Pluto ist der Impuls der Wassermannzeit, mythisch Herr des Hades als Ort ewiger Wiederholung. Seine Gefahr ist heute in der falschen Herrschaft der Experten offensichtlich.
Vereinzelt werden die Instinkte zu Lastern, die einen im Sinne der Dunkelwaltung mitreißen, wenn er nicht wahrer Mensch geworden ist:
- Jupiter äußert sich als Eifersucht,
- Venus als Eitelkeit,
- Uranus als schrankenloser Ehrgeiz,
- Mond als Lüge,
- Merkur als Geiz und Habsucht,
- Neptun als Neid,
- Mars als Streitsucht,
- Saturn als Machttrieb und
- Pluto als Ruhmsucht.
Wer sich die Eigenschaften zuspricht und sich mit seinem Ichbild identifiziert, fällt ihrer mechanischen Wechselwirkung zum Opfer. Nur wer sie bewusst anjocht, wird imstande aus seiner Sonne zu leben — seinem Wesen als Teilhabe des Menschen im All — und dieser die Planeten einzugliedern.
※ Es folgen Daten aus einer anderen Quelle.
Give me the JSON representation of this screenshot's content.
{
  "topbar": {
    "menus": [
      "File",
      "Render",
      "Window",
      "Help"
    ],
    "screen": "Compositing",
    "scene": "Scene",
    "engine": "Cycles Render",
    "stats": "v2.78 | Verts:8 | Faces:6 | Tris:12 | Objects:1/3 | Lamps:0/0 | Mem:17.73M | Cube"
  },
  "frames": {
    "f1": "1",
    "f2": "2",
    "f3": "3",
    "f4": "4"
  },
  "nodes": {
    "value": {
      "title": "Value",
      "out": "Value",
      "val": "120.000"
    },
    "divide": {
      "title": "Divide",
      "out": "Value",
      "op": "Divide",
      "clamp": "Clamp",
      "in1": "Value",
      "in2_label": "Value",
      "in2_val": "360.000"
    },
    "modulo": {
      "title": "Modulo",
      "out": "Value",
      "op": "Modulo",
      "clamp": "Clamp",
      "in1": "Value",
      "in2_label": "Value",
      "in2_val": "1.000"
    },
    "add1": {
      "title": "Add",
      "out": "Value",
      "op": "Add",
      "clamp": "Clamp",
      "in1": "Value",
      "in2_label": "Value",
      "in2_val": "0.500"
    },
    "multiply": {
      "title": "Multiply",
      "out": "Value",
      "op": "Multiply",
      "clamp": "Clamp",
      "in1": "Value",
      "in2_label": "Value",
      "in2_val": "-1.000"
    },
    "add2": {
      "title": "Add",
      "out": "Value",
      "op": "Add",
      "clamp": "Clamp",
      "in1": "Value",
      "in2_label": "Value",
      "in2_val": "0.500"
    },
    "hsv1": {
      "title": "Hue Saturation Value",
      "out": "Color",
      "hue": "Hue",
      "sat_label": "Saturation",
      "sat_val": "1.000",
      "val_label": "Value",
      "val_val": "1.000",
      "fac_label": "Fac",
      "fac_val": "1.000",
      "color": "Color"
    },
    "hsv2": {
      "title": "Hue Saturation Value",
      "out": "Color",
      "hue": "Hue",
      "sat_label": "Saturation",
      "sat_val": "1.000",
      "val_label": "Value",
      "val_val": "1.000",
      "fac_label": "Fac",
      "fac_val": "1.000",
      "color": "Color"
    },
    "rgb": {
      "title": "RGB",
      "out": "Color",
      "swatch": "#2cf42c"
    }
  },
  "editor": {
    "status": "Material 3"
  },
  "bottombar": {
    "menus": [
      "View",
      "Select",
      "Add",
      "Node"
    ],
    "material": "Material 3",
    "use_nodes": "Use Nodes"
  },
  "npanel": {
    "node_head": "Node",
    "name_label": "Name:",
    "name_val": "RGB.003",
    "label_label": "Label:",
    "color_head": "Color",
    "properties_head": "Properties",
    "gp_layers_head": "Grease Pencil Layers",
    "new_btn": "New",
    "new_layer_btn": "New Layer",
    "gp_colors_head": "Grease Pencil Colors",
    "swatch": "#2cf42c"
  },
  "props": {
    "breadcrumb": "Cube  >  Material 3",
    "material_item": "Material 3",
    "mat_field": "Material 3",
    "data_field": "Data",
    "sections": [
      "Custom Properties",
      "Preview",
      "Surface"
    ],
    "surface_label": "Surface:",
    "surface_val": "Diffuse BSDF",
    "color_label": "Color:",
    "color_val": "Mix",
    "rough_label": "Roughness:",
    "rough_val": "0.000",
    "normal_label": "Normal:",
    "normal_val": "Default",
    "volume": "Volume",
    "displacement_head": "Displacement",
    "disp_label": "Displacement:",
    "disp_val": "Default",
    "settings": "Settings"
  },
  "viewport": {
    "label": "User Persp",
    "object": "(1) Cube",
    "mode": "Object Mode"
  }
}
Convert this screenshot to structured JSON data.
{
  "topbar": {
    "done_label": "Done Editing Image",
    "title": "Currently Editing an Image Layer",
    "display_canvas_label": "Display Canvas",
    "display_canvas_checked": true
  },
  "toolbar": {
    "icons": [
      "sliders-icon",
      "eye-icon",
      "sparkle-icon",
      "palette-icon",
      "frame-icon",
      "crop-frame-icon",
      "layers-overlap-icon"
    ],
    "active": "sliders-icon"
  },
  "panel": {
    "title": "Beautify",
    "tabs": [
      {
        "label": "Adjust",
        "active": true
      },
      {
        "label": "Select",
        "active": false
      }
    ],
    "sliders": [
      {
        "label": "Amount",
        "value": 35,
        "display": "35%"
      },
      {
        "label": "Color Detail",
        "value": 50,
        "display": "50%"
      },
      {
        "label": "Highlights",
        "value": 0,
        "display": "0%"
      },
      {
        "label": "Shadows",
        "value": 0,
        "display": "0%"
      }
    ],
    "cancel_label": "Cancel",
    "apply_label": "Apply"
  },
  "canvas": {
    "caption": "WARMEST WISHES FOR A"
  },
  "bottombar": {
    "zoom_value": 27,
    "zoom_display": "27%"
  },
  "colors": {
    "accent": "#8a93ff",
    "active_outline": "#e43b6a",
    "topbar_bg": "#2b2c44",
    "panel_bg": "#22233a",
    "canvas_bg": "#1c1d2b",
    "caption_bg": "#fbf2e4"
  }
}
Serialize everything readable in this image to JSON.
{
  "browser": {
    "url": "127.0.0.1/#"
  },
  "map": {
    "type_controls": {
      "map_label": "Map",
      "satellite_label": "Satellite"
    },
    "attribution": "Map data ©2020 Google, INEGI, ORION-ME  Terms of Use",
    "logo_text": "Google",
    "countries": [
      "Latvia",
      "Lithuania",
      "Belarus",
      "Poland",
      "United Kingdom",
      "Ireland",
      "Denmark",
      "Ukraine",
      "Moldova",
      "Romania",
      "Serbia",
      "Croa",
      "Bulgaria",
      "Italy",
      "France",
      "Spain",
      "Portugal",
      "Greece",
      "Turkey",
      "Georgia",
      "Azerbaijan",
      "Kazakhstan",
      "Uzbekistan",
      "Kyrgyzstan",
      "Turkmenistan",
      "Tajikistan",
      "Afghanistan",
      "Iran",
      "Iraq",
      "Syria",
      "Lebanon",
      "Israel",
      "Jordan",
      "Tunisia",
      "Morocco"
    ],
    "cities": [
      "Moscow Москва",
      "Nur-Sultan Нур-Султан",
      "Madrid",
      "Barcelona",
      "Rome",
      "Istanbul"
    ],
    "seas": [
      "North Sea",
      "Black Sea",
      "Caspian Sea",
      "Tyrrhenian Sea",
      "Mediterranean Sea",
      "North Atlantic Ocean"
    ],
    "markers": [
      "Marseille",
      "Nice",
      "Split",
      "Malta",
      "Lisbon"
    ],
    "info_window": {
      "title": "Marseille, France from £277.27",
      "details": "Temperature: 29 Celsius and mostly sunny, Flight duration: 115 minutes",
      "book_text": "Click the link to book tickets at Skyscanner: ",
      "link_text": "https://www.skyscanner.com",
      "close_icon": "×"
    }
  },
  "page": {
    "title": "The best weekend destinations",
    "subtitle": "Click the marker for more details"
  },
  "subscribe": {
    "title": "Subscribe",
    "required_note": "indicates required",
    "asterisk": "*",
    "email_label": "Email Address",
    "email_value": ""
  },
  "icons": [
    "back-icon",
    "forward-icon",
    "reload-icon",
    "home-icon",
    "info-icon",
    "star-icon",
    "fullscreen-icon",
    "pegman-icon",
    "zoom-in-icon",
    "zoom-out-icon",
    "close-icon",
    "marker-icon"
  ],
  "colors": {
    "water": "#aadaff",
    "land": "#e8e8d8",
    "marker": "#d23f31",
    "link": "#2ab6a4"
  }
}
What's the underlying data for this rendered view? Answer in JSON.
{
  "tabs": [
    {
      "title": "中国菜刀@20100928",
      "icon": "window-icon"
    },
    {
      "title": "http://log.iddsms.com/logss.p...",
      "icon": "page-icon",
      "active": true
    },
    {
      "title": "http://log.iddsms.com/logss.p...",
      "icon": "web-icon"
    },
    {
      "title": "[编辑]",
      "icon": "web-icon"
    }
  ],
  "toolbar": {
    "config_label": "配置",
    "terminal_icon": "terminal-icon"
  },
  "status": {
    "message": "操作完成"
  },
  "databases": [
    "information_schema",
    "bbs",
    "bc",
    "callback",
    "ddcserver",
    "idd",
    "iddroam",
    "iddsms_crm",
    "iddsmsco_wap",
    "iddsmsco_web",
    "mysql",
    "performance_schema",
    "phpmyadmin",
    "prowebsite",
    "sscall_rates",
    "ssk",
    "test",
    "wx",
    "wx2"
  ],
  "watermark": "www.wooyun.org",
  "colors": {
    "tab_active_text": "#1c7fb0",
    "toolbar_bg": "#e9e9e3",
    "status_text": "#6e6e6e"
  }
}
Planeten und Tierkreiszeichen sowie die astrologischen Häuser stehen in einem Horoskop in einer bestimmten Verschränkung zueinander, welche die räumliche und zeitliche Sonderart prägen: die Anlage als Weg
anstelle der Teilhabe an einer historischen notwendig einseitigen Kultur und Geschichte. Das Horoskop zeigt räumlich die Merkwelt, zeitlich im Nacheinander der Siebenjahresabschnitte die Wirkwelt. Die Elemente sind bei jedem gleich, nur ihre Kombination ist verschieden, woraus folgt, dass jegliche Seinshierarchie ein Unsinn ist: wir sind alle gleich auf dem Niveau der Menschlichkeit, wenn wir nicht mehr von den Konstituenten mitgerissen werden, von denen jede, einzeln genommen, stärker ist als das Ichbild. Nur die Sonne, das Wesen, das Bekenntnis zum Strahlen und Opfern ist ihnen gewachsen. So hat das Horoskop den gegenteiligen Sinn dessen, was die landläufige Astrologie annimmt: es ermöglicht dem Verständigen, seine Anlage und Begabung, seine Eigenschaften und auch die ihn bestimmenden Ereignisse außer sich zu erleben, um ganz leere Erdmitte zu sein.
Aber dieses außer-Sich muss erst errungen werden. Es gibt die formale Erziehung der Schule und Universität, um die lokale, sprachlich gegliederte Kultur zu erlernen. Es gibt aber darüber hinaus die Freiheit und Selbstbestimmung. In der Sprache müssen die Wortarten — Hauptwort, Zeitwort, Eigenschaftswort, Umstandswort usw. — gleichgewichtig gebraucht werden, um einen Sinn als Information mitteilen zu können. Desgleichen müssen die seelischen Konstituenten, die personalen Beziehungen von äußeren Zwängen in innere Fähigkeiten verwandelt werden.